A long night of sleep doesn’t do enough to help Lucille cover from her travails, however. When she reports for duty in the morning, she collapses. She has a bladder infection, and will be laid up for a week. While she rests, she bonds with Monica Joan over the sister’s collection of books – Lucille was a librarian back home in Jamaica before coming to England to train as a midwife.
Lucille is thrown into the thick of things before her week of recuperation is over when Trixie calls for help with a breech birth and all the other midwives are out helping other women. Nadine, the woman giving birth, has no friends or family to be with her. She worked as a stripper until her pregnant belly became too big to hide, and plans to give up the baby for adoption. She hasn’t even thought of a name, because it will just be changed by the adoptive parents anyway.
Nadine has a blood marker that could mean the baby will have a health complication, but only if it’s not her first child. She has already assured Trixie that she hasn’t given birth before, but in the throes of labor she reveals that she has had an abortion. The child could thus have the complication, depending on the father’s blood work – but Nadine doesn’t know anything about him, not even his name.
The birth goes smoothly under Trixie and Lucille’s care, but the baby girl is soon rushed to the hospital because of jaundice. At the hospital, Nadine discovers that she has a connection to Valerie: she took dance lessons from the nurse’s aunt. That aunt has now retired, and Valerie is teaching the classes until a replacement is found.
After spending time with her baby through its illness, Nadine decides to keep the now-healthy child after all. She names her Elizabeth, and embarks on a new life: she’ll buy the dance school and take it over to earn wages to raise her daughter.

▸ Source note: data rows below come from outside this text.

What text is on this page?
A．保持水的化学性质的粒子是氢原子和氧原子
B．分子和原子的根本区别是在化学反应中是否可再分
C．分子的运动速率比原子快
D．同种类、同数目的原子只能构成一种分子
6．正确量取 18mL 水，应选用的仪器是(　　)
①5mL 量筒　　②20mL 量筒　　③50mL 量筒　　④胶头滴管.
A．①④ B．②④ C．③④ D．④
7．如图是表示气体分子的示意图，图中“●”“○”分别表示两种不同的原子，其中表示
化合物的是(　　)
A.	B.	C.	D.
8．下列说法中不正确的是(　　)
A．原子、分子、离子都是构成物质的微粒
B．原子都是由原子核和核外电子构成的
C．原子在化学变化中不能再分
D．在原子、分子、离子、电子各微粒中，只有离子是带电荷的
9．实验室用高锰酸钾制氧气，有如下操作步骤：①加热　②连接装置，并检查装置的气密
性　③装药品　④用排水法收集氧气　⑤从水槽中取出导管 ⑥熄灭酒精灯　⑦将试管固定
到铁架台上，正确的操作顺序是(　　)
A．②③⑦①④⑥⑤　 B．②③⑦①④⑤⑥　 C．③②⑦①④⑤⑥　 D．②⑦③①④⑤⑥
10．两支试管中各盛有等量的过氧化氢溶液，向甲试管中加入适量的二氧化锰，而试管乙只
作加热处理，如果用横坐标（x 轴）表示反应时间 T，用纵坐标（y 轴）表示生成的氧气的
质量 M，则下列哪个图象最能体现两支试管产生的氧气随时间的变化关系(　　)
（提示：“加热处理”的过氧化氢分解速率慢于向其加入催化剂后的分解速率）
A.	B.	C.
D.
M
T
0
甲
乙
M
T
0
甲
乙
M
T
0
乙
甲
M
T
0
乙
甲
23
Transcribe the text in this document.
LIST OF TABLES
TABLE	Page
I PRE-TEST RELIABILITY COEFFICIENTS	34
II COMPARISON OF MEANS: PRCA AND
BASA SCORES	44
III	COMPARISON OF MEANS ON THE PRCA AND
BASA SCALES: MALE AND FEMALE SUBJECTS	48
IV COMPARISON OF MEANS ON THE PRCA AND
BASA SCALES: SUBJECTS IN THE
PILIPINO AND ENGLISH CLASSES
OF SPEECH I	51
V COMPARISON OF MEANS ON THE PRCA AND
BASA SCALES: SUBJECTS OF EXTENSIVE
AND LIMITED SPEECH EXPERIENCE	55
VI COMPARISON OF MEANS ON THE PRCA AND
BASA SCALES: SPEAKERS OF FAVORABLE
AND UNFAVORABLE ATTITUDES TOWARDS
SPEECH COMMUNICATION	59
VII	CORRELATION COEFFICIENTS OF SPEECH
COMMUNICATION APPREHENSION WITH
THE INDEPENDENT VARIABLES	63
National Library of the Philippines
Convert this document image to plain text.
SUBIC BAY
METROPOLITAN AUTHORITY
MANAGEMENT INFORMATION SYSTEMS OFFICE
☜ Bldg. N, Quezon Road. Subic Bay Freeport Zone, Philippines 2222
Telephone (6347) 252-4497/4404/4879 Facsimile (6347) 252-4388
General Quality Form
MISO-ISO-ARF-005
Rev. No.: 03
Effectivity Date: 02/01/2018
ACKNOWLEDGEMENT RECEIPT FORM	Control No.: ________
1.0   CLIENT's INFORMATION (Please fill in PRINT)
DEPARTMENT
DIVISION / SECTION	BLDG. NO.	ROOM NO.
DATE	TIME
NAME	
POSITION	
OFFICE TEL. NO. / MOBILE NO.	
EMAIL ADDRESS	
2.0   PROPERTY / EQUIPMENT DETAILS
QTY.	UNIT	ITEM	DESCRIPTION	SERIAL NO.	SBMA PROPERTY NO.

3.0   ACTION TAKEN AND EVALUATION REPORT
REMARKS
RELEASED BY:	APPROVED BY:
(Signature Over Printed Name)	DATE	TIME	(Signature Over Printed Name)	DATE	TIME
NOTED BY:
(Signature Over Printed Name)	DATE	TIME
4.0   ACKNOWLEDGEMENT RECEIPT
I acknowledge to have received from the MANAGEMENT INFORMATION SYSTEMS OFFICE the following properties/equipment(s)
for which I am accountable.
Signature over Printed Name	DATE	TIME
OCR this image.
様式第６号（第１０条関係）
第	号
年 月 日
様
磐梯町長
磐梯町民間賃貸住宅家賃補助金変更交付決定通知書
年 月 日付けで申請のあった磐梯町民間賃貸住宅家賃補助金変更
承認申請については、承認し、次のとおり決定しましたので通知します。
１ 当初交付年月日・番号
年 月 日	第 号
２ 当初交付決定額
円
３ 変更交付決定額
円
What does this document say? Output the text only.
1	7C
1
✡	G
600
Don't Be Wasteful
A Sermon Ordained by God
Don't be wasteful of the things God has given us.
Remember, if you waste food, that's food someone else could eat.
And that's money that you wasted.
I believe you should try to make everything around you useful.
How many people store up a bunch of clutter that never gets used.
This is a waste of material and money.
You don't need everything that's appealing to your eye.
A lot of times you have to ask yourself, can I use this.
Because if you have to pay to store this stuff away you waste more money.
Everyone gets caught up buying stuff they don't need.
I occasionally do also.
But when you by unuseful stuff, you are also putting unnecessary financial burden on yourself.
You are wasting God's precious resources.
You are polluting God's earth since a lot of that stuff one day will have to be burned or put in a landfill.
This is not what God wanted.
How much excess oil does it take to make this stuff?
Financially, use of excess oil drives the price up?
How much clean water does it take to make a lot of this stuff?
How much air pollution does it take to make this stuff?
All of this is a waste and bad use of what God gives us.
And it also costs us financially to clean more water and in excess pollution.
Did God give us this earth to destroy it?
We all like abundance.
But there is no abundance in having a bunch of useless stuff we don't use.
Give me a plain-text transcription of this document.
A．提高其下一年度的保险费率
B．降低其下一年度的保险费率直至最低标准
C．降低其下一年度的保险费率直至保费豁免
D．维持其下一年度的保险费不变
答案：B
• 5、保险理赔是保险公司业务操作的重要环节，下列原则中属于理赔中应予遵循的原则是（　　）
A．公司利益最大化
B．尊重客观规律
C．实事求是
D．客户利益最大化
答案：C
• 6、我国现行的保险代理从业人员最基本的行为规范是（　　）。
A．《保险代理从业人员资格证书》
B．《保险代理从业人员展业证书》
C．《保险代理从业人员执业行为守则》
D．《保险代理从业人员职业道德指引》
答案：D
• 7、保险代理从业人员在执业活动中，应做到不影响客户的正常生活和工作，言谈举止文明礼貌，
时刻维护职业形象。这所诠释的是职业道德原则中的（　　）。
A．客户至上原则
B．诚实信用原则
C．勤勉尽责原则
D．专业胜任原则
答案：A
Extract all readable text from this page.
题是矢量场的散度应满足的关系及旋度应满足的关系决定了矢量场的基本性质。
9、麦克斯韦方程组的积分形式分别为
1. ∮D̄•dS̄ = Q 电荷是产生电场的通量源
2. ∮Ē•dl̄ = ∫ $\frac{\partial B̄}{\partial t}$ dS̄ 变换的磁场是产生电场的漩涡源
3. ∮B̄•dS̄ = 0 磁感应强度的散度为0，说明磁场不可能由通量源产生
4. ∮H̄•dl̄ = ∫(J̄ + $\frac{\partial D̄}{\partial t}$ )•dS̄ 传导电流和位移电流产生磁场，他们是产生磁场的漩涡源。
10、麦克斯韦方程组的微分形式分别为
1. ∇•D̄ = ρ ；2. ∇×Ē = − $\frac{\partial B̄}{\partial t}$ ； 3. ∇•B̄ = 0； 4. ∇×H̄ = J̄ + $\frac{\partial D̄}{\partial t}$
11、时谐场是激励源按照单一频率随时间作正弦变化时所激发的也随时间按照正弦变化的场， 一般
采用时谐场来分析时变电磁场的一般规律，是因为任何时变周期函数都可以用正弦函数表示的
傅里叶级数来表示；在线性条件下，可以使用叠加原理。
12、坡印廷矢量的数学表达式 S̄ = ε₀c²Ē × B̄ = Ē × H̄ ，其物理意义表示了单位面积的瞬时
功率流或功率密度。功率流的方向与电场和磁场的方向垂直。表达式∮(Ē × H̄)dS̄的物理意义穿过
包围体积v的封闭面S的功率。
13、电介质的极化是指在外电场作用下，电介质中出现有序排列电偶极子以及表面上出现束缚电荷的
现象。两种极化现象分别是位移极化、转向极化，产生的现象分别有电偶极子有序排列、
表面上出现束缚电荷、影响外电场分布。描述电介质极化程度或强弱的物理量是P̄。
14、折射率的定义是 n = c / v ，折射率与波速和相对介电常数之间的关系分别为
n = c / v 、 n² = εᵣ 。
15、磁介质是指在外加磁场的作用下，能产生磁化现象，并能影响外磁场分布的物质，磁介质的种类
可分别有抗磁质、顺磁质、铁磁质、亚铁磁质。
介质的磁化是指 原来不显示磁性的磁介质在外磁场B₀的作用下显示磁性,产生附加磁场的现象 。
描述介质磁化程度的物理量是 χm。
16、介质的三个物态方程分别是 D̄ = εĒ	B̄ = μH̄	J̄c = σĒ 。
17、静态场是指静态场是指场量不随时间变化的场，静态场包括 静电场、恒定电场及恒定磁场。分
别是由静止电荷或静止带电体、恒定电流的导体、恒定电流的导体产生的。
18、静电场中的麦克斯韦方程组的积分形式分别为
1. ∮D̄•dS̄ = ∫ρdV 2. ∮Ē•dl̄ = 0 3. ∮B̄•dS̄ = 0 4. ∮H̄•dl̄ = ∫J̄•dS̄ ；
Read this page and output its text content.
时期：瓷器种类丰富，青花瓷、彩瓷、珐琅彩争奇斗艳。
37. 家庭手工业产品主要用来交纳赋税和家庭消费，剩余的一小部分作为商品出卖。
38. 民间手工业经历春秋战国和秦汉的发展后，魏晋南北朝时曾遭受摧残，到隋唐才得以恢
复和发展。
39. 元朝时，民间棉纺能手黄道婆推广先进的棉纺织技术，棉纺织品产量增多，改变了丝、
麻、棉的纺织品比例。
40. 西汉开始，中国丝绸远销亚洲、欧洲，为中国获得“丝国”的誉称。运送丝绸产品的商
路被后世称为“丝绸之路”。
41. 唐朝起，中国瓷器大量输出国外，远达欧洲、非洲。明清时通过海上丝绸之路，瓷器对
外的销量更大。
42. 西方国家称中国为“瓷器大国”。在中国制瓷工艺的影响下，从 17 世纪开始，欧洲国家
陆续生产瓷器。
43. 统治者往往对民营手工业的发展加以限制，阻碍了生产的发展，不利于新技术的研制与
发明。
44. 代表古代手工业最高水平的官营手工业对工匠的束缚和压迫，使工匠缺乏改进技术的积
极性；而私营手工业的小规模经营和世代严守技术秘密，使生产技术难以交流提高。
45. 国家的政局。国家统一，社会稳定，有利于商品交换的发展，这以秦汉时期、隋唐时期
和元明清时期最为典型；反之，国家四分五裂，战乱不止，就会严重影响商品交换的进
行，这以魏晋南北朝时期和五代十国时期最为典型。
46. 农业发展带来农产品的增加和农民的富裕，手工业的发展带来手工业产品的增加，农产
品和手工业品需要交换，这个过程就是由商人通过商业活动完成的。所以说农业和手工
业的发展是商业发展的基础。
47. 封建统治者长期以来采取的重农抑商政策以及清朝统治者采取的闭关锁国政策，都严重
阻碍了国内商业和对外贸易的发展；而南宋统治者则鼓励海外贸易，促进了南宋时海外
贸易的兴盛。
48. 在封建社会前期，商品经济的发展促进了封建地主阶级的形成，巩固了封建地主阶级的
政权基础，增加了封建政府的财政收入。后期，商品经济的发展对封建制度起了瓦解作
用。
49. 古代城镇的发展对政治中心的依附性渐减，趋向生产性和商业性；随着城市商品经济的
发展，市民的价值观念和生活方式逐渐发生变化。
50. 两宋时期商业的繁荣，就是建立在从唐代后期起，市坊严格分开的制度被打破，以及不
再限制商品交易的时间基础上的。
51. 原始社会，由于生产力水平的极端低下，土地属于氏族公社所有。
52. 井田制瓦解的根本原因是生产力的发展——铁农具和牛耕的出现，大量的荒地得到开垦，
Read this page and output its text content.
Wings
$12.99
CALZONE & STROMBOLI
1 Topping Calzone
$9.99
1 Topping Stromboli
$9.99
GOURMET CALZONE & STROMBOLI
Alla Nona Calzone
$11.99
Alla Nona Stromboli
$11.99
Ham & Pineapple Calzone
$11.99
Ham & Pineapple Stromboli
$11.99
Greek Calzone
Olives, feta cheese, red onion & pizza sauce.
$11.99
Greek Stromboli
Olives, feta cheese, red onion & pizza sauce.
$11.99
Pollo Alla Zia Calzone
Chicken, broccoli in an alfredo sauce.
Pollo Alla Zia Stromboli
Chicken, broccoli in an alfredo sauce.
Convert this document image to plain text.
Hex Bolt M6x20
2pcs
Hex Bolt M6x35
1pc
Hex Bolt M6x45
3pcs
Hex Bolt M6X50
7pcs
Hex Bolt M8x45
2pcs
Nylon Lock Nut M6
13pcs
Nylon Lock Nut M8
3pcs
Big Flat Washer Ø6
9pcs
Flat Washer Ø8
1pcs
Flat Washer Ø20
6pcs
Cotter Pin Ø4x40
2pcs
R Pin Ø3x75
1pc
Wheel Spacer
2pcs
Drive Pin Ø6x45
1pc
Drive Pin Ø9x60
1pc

A less hopeful story is unfolding over on Peninsula Street, where a row of homes has been ordered vacated for demolition. Despite their daughter’s urgings that they move in with her, the Gelins don’t want to leave the house they worked so hard to buy. Mrs. Gelin’s ill health would also make a move difficult. Her cancer has returned and is spreading, and she doesn’t have much longer to live, though she tries to hide that fact from her son whenever he calls from America.
During one of Nurse Crane’s follow-up visits, she answers a knock at the door to find her policeman nemesis, Sergeant Woolf. He informs her that the Gelins’ utilities will soon be shut off. Nurse Crane is again at the home, where Mrs. Gelin is on the verge of death, when the sergeant tries to evict the Gelins. While Crane implores him to let the couple stay until Mrs. Gelin dies in the comfort of her own home – the Gelins didn’t flee Germany during World War II to be chased out of their own home – the phone line, Mrs. Gelin’s only connection to her son, is cut.
Sergeant Woolf is moved by Nurse Crane’s plea and sets about getting the phone restored and the demolition delayed. When Nurse Crane returns to Nonnatus after Mrs. Gelin’s suffering has finally ended, Lucille – whose luggage has finally arrived – has a hot water bottle and fudge waiting for her. Perhaps having another roommate isn’t so bad after all.
In return for Nurse Crane’s care, Mr. Gelin, a retired baker, gives her a strudel – the last thing baked in his kitchen before he moves in with his daughter. And Nurse Crane in turn shares that with Sergeant Woolf, in return for his help.
In spite of her fear, Sister Winifred manages to pass her driving test. Shelagh decides to get an au pair to help with the kids and housework. And Trixie, despite initial trepidation, decides she’s ready to spend a night – alone – with Christopher.